My roommate and I have this simple thing we unintentionally do every day. We pass each other in the living room at 6 am. He’s going to bed and I'm getting ready for work. Soon we nicknamed each other little night owl and early bird. Completely as a joke because why not.
This simple action is how we make sure we both are still alive. Seeing as we live life at opposite times of the day. I work during the day as a secretary to a random CEO of a prestigious company.
My roommate, Jerald, is a complete night owl. He plays games all night and streams them while he does so. I don't know how big he is but he still makes quite a bit of money off it.
When I met him, I thought I was in the wrong dorm. Me, a 5 '2 small woman walks into a beautiful cheap apartment and sees a gorgeous, fully tatted, brunette, 5' 8 man unpacking boxes in the kitchen. That man looked like he was made by Michelangelo himself. That's how beautiful he was. Well minus his height. When I learned that he was a streamer I was kind of nervous. I was afraid of how loud he would be or if he was a faceless streamer or not. Then I helped him set up his room and realized that he had acoustic paneling and I sat in for his first stream there and watched him play some random game.
Later I learned that I couldn't hear him when he streamed and he was more quiet during the week when I was asleep so he wouldn't disturb me. How sweet of him. Honestly I learned to enjoy his company. On weekends I would stay up late with him. Soon we started meeting in the threshold between the kitchen and living room. We said a few words to each other. Simple words like: good morning or a simple hello. Other times when we felt more comfortable around each other we would have conversations while I got ready for work and him for bed.
We had a routine. Soon even on weekends we started to meet each other there. No matter what time it was. If it was when he woke up and I was getting home from work or when I was waking up and him going to bed. We always saw each other there. No matter the weather or occasion we always talk to each other there.
Well until Jerald started to bring over his latest fling, Veronica. She was the straw that broke the camel's back. She always had him out of the house at all hours of the day. Soon he started to bring her and her friend Clayton over. While Jerald and Veronica were doing some random couple stuff I became close to Clayton. Where he had confessed that he and Veronica weren't just close friends. He and her were messing around. He was the man that girlfriends tell their boyfriends to not worry about.
When I heard that my heart broke for Jerald. A couple weeks later Veronica left him for some random rich dude. She also did something to Clayton. He had decided to come clean to Jerald about what had happened. After that Jerald left his room less and less. I barely saw him anymore. He even stopped meeting me at our spot.
That had broken me. I had always looked forward to seeing him. It made me sad to see someone who was a living ball of sunshine turn so broken. I tried to cheer him up but it didn't work. So I gave him space. After a while he started to appear in our spot again. Slowly but surely he healed from her. He was happy again. And I was happy for him
That's when I realized my feelings for him. I loved him. My roommate. The dude who once tried to beat me with a frying pan because he thought I broke in. Or the man who held my hair back as I puked my guts out onto my bedroom floor. He was there when I had my heart broken by some random guy. He had been there for me more times than me to myself. He was there for me no matter what. He would always be there for me no matter the weather or time of day.

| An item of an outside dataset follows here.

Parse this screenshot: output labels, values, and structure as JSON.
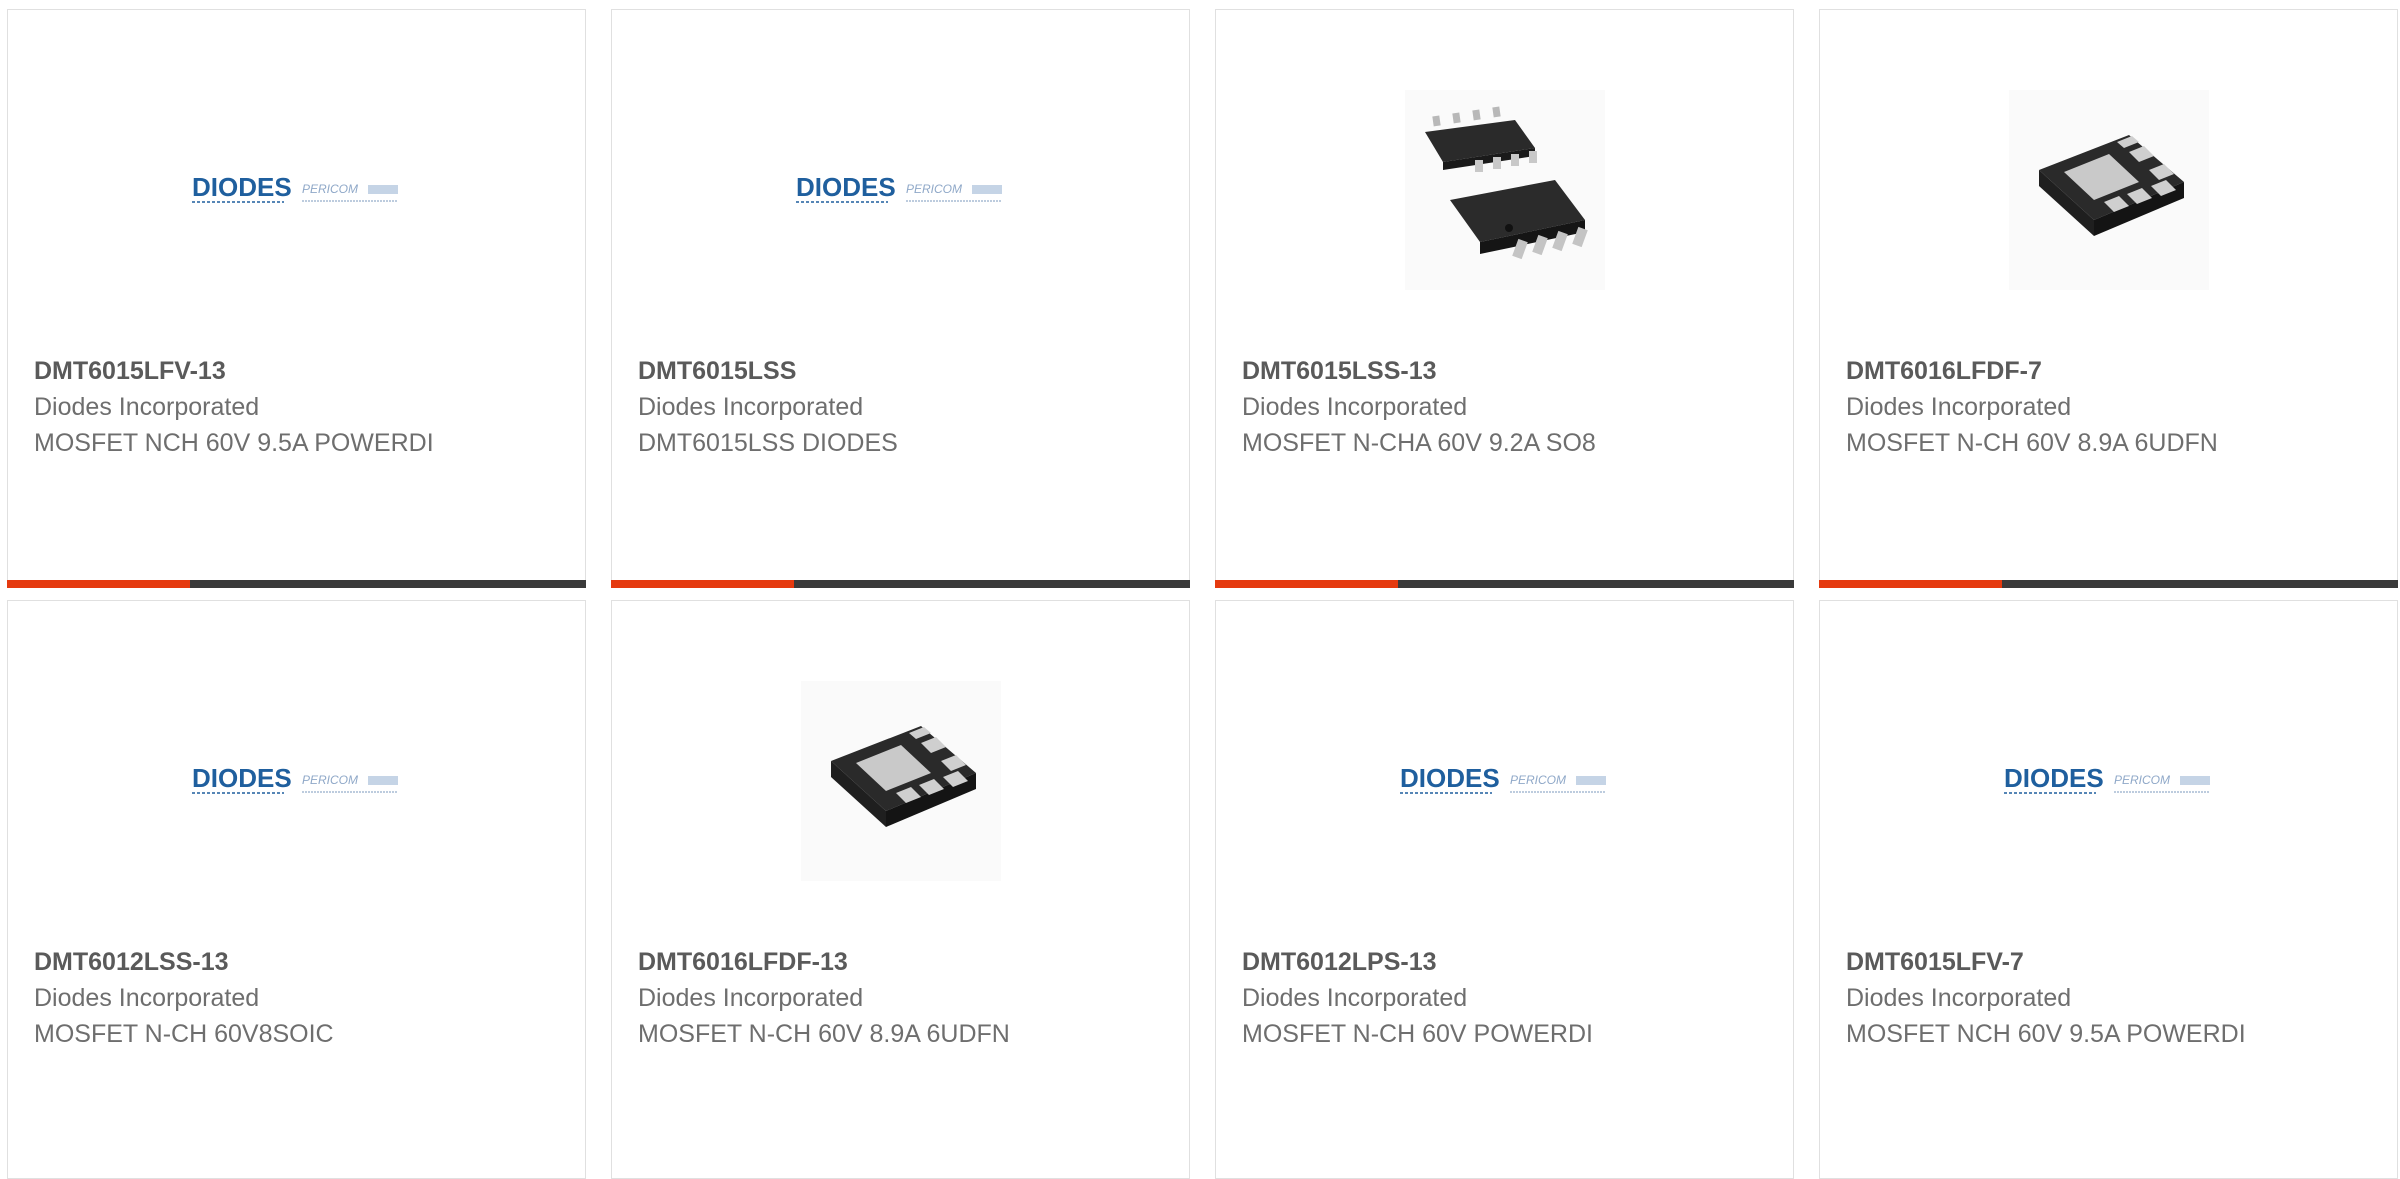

But it all came to an abrupt stop when I was gone for a work trip and I got a call. The call that everyone dreads… I got the call from the hospital that Jerald was in their ICU. I flew home as soon as I could. But I was too late. I was whisked away into a room.
A room that had three chairs, a table, a doctor, and a detective. I looked at his parents confused as they gave me the same look. I sat down next to them. We learned what happened.. Jerald had a psychotic episode. He attempted to kill someone. And then himself. He was in critical condition. But he was hopefully going to pull through.
Our hearts broke when we heard what happened. We never knew he was capable of this. Or that he could have anything like this happen to him. We were for once in our lives terrified of what he could do. But our fear of what could happen was all about to come true.when the doctor told us that Jerald was coding.
He had died that night. Right before all of our eyes. He was in between the threshold of life and death.. But death had won. The threshold between day and night. He was officially dead at 12 am on January 1st of 2020. He died on that day in between a decade and a whole year. The threshold of the entire 2010s and 2020s. That was our last meeting at any threshold. My last time seeing my little night owl.